O recurso ficou assim ementado:

RECURSO ESPECIAL – AÇÃO CIVIL PÚBLICA MOVIDA PELO MINISTÉRIO PÚBLICO ESTADUAL – NEGATIVA DE PAGAMENTO DE INDENIZAÇÃO SECURITÁRIA PELA SEGURADORA FUNDADA EM SUPOSTA APURAÇÃO DE FRAUDE – PROCEDIMENTO ILÍCITO DOLOSAMENTE ENGENDRADO PARA POSSIBILITAR A RECUSA DO PAGAMENTO DO CAPITAL SEGURADO, VISANDO A CONSUMAÇÃO DA PRESCRIÇÃO DA PRETENSÃO, COM O ENVOLVIMENTO DE DOCUMENTOS FALSOS OBTIDOS NO ESTRANGEIRO – TRIBUNAL DE ORIGEM QUE MANTEVE A CONDENAÇÃO COM BASE NA INVERSÃO DO ÔNUS DA PROVA APLICADA ENQUANTO REGRA DE JULGAMENTO NO ÂMBITO RESTRITO DA SEGUNDA INSTÂNCIA.
INSURGÊNCIA DA RÉ.
1. Existência de omissões relevantes cujo saneamento, pelo Tribunal a quo, se afigura imprescindível ao correto deslinde da controvérsia.
2. Julgamento empreendido pela Corte local mediante a aplicação da inversão do ônus da prova, como regra de julgamento, já em sede de apelação.
2.1 A jurisprudência desta Corte é no sentido de que a inversão do ônus da prova prevista no art. 6º, VIII, do CDC, é regra de instrução e não regra de julgamento, motivo pelo qual a decisão judicial que a determina deve ocorrer antes da etapa instrutória, ou quando proferida em momento posterior, garantir a parte a quem foi imposto o ônus a oportunidade de apresentar suas provas. Precedentes.
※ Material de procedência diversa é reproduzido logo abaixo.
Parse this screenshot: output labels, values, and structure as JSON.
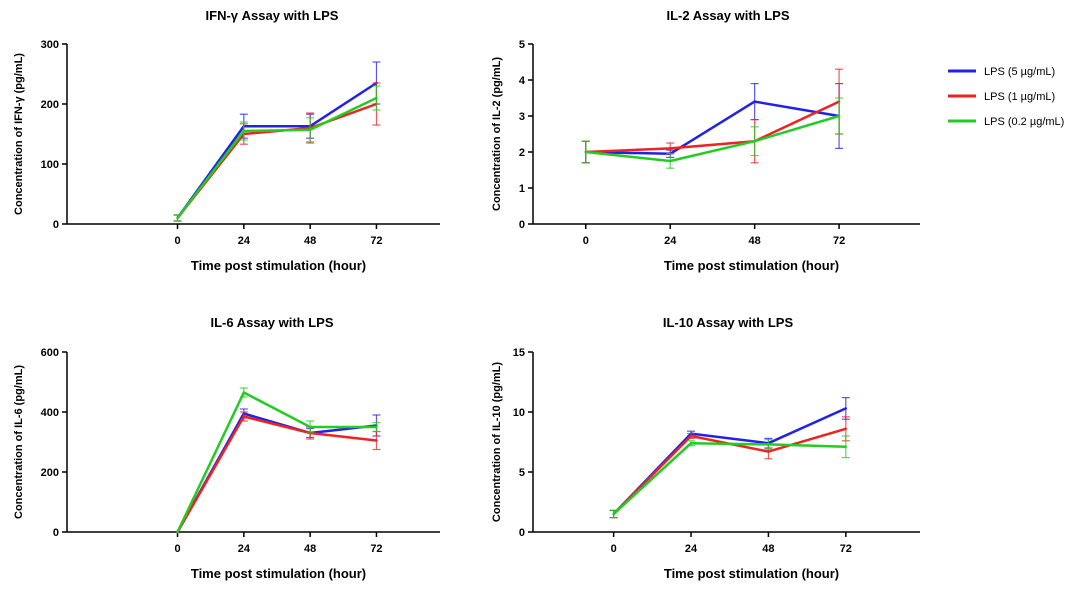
{
  "legend": {
    "entries": [
      {
        "label": "LPS (5 µg/mL)",
        "color": "#2222e6"
      },
      {
        "label": "LPS (1 µg/mL)",
        "color": "#ee2222"
      },
      {
        "label": "LPS (0.2 µg/mL)",
        "color": "#22cc22"
      }
    ]
  },
  "chart_data": [
    {
      "type": "line",
      "title": "IFN-γ Assay with LPS",
      "xlabel": "Time post stimulation (hour)",
      "ylabel": "Concentration of IFN-γ (pg/mL)",
      "x": [
        0,
        24,
        48,
        72
      ],
      "xlim": [
        -40,
        95
      ],
      "ylim": [
        0,
        300
      ],
      "yticks": [
        0,
        100,
        200,
        300
      ],
      "series": [
        {
          "name": "LPS (5 µg/mL)",
          "color": "#2222e6",
          "values": [
            10,
            163,
            163,
            235
          ],
          "errors": [
            5,
            20,
            20,
            35
          ]
        },
        {
          "name": "LPS (1 µg/mL)",
          "color": "#ee2222",
          "values": [
            10,
            150,
            160,
            200
          ],
          "errors": [
            5,
            17,
            25,
            35
          ]
        },
        {
          "name": "LPS (0.2 µg/mL)",
          "color": "#22cc22",
          "values": [
            10,
            155,
            157,
            210
          ],
          "errors": [
            5,
            15,
            20,
            20
          ]
        }
      ]
    },
    {
      "type": "line",
      "title": "IL-2 Assay with LPS",
      "xlabel": "Time post stimulation (hour)",
      "ylabel": "Concentration of IL-2 (pg/mL)",
      "x": [
        0,
        24,
        48,
        72
      ],
      "xlim": [
        -15,
        95
      ],
      "ylim": [
        0,
        5
      ],
      "yticks": [
        0,
        1,
        2,
        3,
        4,
        5
      ],
      "series": [
        {
          "name": "LPS (5 µg/mL)",
          "color": "#2222e6",
          "values": [
            2.0,
            1.95,
            3.4,
            3.0
          ],
          "errors": [
            0.3,
            0.1,
            0.5,
            0.9
          ]
        },
        {
          "name": "LPS (1 µg/mL)",
          "color": "#ee2222",
          "values": [
            2.0,
            2.1,
            2.3,
            3.4
          ],
          "errors": [
            0.3,
            0.15,
            0.6,
            0.9
          ]
        },
        {
          "name": "LPS (0.2 µg/mL)",
          "color": "#22cc22",
          "values": [
            2.0,
            1.75,
            2.3,
            3.0
          ],
          "errors": [
            0.3,
            0.2,
            0.4,
            0.5
          ]
        }
      ]
    },
    {
      "type": "line",
      "title": "IL-6 Assay with LPS",
      "xlabel": "Time post stimulation (hour)",
      "ylabel": "Concentration of IL-6 (pg/mL)",
      "x": [
        0,
        24,
        48,
        72
      ],
      "xlim": [
        -40,
        95
      ],
      "ylim": [
        0,
        600
      ],
      "yticks": [
        0,
        200,
        400,
        600
      ],
      "series": [
        {
          "name": "LPS (5 µg/mL)",
          "color": "#2222e6",
          "values": [
            0,
            395,
            330,
            355
          ],
          "errors": [
            0,
            15,
            15,
            35
          ]
        },
        {
          "name": "LPS (1 µg/mL)",
          "color": "#ee2222",
          "values": [
            0,
            385,
            330,
            305
          ],
          "errors": [
            0,
            15,
            20,
            30
          ]
        },
        {
          "name": "LPS (0.2 µg/mL)",
          "color": "#22cc22",
          "values": [
            0,
            465,
            350,
            350
          ],
          "errors": [
            0,
            15,
            20,
            15
          ]
        }
      ]
    },
    {
      "type": "line",
      "title": "IL-10 Assay with LPS",
      "xlabel": "Time post stimulation (hour)",
      "ylabel": "Concentration of IL-10 (pg/mL)",
      "x": [
        0,
        24,
        48,
        72
      ],
      "xlim": [
        -25,
        95
      ],
      "ylim": [
        0,
        15
      ],
      "yticks": [
        0,
        5,
        10,
        15
      ],
      "series": [
        {
          "name": "LPS (5 µg/mL)",
          "color": "#2222e6",
          "values": [
            1.5,
            8.2,
            7.4,
            10.3
          ],
          "errors": [
            0.3,
            0.2,
            0.4,
            0.9
          ]
        },
        {
          "name": "LPS (1 µg/mL)",
          "color": "#ee2222",
          "values": [
            1.5,
            8.0,
            6.7,
            8.6
          ],
          "errors": [
            0.3,
            0.2,
            0.6,
            1.0
          ]
        },
        {
          "name": "LPS (0.2 µg/mL)",
          "color": "#22cc22",
          "values": [
            1.5,
            7.4,
            7.3,
            7.1
          ],
          "errors": [
            0.3,
            0.2,
            0.4,
            0.9
          ]
        }
      ]
    }
  ]
}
2.2 Inviabilidade da inversão do ônus probatório em sede de apelação, notadamente quando fundado em premissa equivocada atinente a suposta hipossuficiência da parte autora, visto que o órgão do Ministério Público não é de ser considerado opositor enfraquecido ou impossibilitado de promover, ainda que minimamente, o ônus de comprovar os fatos constitutivos de seu direito.
3. Recurso especial conhecido em parte e, na extensão, provido, para cassar os acórdãos dos embargos de declaração e apelação relativamente ao recurso manejado pela seguradora e determinar o retorno dos autos à instância precedente para, uma vez afastada a inversão probatória, proceda a Corte local a análise da apelação interposta pela ré como entender por direito.
Ficam prejudicadas as demais teses arguidas no reclamo.

Por unanimidade, a Quarta Turma determinou o retorno dos autos ao TJSP para nova análise da apelação da seguradora, afastada a inversão probatória.